A irrecuperabilidade da deficiência não faz sentido*

Pedro Morato MEDIUMPedro Parrot Morato
Professor de Psicopedagogia da Faculdade de Motricidade Humana
Universidade de Lisboa
Setembro de 2013

Agradecendo aos filhos de João dos Santos, Paula e Luis, o convite para participar nesta publicação de testemunhos dedicada a comemorar o centenário do nascimento de João dos Santos, aceitei com orgulho mas por dever também de não poder rejeitar a oportunidade de me rever com ele, João dos Santos, relendo-o, “ouvindo-o” dizer-nos aquilo que pensava acerca da infância com deficiência, das suas famílias e das respectivas dificuldades.

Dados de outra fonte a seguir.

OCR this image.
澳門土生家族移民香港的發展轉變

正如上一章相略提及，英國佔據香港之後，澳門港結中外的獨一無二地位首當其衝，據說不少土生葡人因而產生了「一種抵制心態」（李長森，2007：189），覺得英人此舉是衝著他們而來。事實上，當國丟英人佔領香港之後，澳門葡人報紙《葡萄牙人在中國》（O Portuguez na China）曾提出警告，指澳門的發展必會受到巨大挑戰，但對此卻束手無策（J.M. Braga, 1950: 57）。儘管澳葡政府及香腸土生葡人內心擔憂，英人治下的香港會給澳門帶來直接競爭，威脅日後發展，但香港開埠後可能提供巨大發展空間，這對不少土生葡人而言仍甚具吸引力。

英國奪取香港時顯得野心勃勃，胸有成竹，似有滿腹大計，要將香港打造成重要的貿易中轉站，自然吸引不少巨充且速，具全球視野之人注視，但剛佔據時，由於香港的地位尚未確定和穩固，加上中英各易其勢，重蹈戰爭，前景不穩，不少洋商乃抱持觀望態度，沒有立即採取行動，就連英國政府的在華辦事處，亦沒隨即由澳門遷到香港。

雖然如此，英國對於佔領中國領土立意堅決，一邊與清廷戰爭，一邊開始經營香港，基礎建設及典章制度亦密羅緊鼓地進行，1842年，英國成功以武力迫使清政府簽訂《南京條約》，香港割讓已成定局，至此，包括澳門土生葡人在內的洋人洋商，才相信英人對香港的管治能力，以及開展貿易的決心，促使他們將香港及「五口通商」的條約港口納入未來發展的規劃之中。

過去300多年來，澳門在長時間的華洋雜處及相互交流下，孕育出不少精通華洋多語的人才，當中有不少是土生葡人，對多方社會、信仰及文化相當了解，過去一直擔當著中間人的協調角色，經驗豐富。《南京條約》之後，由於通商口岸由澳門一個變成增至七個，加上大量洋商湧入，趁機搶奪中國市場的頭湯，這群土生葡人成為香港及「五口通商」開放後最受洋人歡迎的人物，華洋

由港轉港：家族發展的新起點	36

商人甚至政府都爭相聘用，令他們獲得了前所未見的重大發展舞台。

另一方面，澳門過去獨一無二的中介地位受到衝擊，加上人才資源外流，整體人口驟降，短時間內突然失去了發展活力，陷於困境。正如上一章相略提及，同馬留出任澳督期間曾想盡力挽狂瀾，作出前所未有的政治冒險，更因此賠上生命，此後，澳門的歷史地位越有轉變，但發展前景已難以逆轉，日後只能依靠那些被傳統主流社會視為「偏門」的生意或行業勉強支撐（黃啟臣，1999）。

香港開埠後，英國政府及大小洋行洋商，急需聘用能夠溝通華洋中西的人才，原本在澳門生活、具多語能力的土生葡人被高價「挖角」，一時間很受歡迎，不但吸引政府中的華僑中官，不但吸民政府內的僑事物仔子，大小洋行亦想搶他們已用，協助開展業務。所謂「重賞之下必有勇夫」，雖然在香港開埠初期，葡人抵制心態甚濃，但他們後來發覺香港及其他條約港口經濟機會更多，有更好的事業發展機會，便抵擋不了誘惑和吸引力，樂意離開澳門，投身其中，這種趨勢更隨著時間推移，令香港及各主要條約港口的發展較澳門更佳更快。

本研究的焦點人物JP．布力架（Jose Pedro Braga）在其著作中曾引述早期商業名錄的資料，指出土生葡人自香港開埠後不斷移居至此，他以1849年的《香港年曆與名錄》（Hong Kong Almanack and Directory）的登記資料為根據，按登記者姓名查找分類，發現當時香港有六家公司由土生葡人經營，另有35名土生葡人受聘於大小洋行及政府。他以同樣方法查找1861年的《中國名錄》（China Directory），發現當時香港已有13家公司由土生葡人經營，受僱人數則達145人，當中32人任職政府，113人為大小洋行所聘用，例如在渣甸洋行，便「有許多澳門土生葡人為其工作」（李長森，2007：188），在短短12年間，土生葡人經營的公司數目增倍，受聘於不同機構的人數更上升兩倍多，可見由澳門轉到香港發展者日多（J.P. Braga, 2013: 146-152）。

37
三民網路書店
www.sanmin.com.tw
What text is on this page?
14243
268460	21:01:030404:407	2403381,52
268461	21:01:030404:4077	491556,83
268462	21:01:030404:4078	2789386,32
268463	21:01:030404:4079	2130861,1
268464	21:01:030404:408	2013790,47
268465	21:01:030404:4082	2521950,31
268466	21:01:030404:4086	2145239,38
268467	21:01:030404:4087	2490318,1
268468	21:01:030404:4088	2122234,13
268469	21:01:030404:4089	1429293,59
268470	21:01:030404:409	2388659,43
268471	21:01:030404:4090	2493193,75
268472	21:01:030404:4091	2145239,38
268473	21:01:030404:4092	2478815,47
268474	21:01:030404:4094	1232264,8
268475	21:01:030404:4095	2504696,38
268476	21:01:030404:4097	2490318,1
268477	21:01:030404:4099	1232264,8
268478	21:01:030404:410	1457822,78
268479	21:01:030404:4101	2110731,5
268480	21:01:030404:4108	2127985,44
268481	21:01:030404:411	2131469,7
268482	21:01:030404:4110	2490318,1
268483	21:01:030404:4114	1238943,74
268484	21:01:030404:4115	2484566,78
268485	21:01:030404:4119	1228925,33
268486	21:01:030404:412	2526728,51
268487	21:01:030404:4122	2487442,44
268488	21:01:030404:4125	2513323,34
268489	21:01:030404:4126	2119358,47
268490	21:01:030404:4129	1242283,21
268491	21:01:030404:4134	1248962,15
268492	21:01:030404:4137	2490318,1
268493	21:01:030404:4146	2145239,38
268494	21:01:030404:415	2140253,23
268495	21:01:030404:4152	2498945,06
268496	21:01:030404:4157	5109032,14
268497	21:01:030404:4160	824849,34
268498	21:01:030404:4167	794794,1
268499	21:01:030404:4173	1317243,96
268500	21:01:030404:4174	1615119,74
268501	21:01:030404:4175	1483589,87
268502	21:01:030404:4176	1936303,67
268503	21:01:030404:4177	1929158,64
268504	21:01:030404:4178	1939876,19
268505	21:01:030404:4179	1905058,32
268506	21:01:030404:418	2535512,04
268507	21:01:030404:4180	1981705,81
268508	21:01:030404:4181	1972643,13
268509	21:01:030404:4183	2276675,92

Trabalhei na Casa da Praia no direto com João dos Santos dois anos no princípio dos anos 80, depois e até sempre, provavelmente, o que penso e o que sinto sobre a infância e o que faço como Professor de Psicopedagogia não consegue desancorar da referência humana, ética, técnica e científica de João dos Santos e que me acompanha até hoje. Sobre aquilo que aprendi com João dos Santos acerca da deficiência da criança, ou melhor dito sobre as Perturbações do Desenvolvimento da criança, foi a ver o problema da família e a criança com deficiência e não como é ainda comum erradamente, a ver a perturbação da criança em si mesma. Esta nota foi relevante na minha compreensão mais sistémica da relação criança-família, porque de fato sendo indiscutível a importância do comprometimento da criança com uma condição de dificuldade, o primeiro pensamento de João dos Santos é dirigido à família e aos pais em particular por tudo o que de agravante ao referido comprometimento da infância, a depressão, a desilusão, a ansiedade, a perturbação, a culpabilização, a permissividade ou a rejeição conscientemente ou inconscientemente, vai acrescentar, poder-se ia dizer ironicamente, como se não bastasse a vicissitude de alguém menos capacitado pelas suas características específicas ainda tem de aumentar a essa vulnerabilidade a dificuldade devida à compreensível perturbação dos seus pais.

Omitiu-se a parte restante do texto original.